Paintings: Francesco de' Medici and Bianca Cappello


He eventually changed occupations and became the editor of an unachieved manuscript of Jerusalem Delivered by Torquato Tasso: he had got a copy in Florence by the Grand Duke and he supplied the first edition in 1580 with Gofredo as a title, obviously without the agreement of Tasso, who eventually hated him indefinitely. The following year was published an “allowed” full edition of the twenty songs and Celio republished the work with the six missing songs. An edition followed by two other publications in 1582 and 1583, still with the title given by Malaspina, were bestsellers.

Torquato Tasso


Confirmed in his Venetian literary career, “Celio Malespini” published in 1591 a translation of Garden of Peculiar Flowers by the Spanish learned author Antonio Torquemada, an heterogeneous encyclopaedic sum of philosophical, theological and geographical knowledges, with a marked priority to teratology: for instance, one could read about a two-headed-man, one coming out of his stomach, which was shown as a retribution.
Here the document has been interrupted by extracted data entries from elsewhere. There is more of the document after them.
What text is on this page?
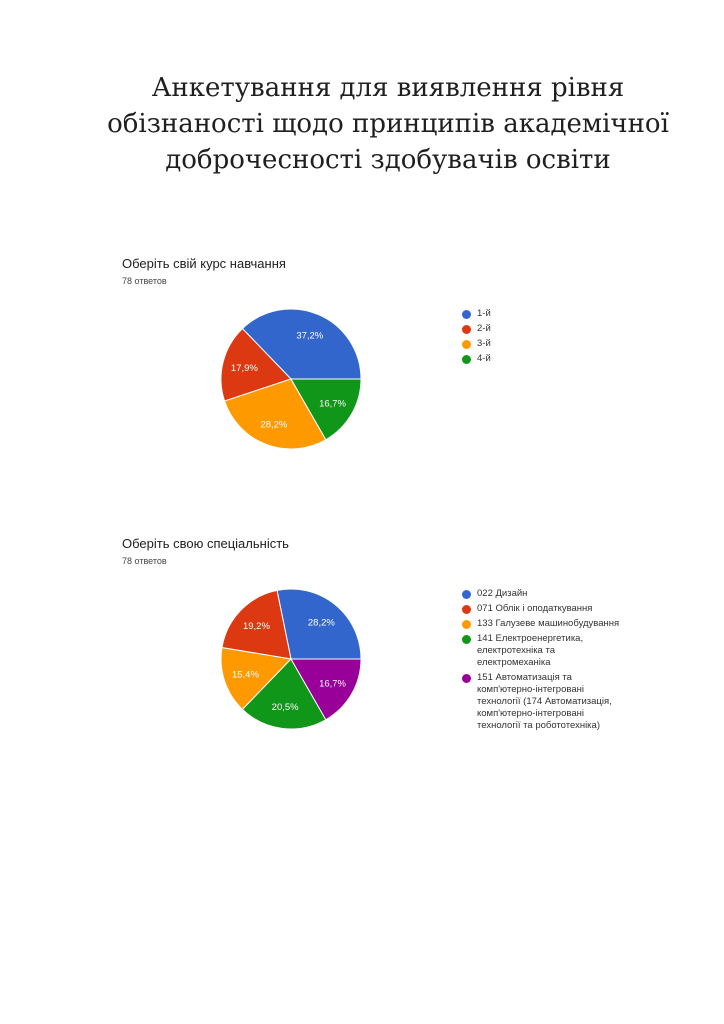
Анкетування для виявлення рівня
обізнаності щодо принципів академічної
доброчесності здобувачів освіти
Оберіть свій курс навчання
78 ответов
37,2%
17,9%
28,2%
16,7%
1-й
2-й
3-й
4-й
Оберіть свою спеціальність
78 ответов
28,2%
19,2%
15,4%
20,5%
16,7%
022 Дизайн
071 Облік і оподаткування
133 Галузеве машинобудування
141 Електроенергетика, електротехніка та електромеханіка
151 Автоматизація та комп'ютерно-інтегровані технології (174 Автоматизація, комп'ютерно-інтегровані технології та робототехніка)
In 1591, Orazio / Celio worked for the Duke of Mantua, Vincenzo Gonzaga. Probably backed up or even commissioned by the Spanish, our Malaspina brought the Duke to demand from the Emperor Ferdinand I the succession of the Grand Duke of Tuscany, who died poisoned in 1587. He was assisted in this task by Fra Maranta, a Dominican who had served Francesco de' Medici as an alchemist, a necromancer and a “Kabbalah master” and had to flee from Florence after forging Bianca Cappello's will.

Painting: Vincenzo Gonzaga, Duke of Mantua


The plan failed and Orazio, fallen progressively into disgrace, sank progressively into poverty. In 1609, he published a collection of short stories, Two Hundred Short Stories (Ducento Novelle), extracted from different sources, principally Spanish and French (Les Cent Nouvelles, work from the XVth century), where he vividly mixed up his personal memories: the court life in ducal Florence, Venice hit by the plague of 1576 and the many Gambling companies and gallant academies which flourished in Italy at that time... The work was a bestseller in Europe and was repeatedly imitated. A long time later, a one-act-Dutch operetta, “A Rat in the Mousetrap” (“Eene Rat in de Val”), was an illustration of this impact: a young lady (Felicita), promised to a student (Edward) against her will, found the solution to her problem by using a trick found in “a tale by the mischievous Celio Malespini” to get rid of the undesirable.

Orazio “Celio” Malaspina did not have the opportunity to enjoy the success met by his novel: he died only a few months after its publication. Yet this versatile adventurer, a symbol of the spirit of his century, put his stamp on Italian literature in several aspects and he remains one of the most endearing characters of the noble family.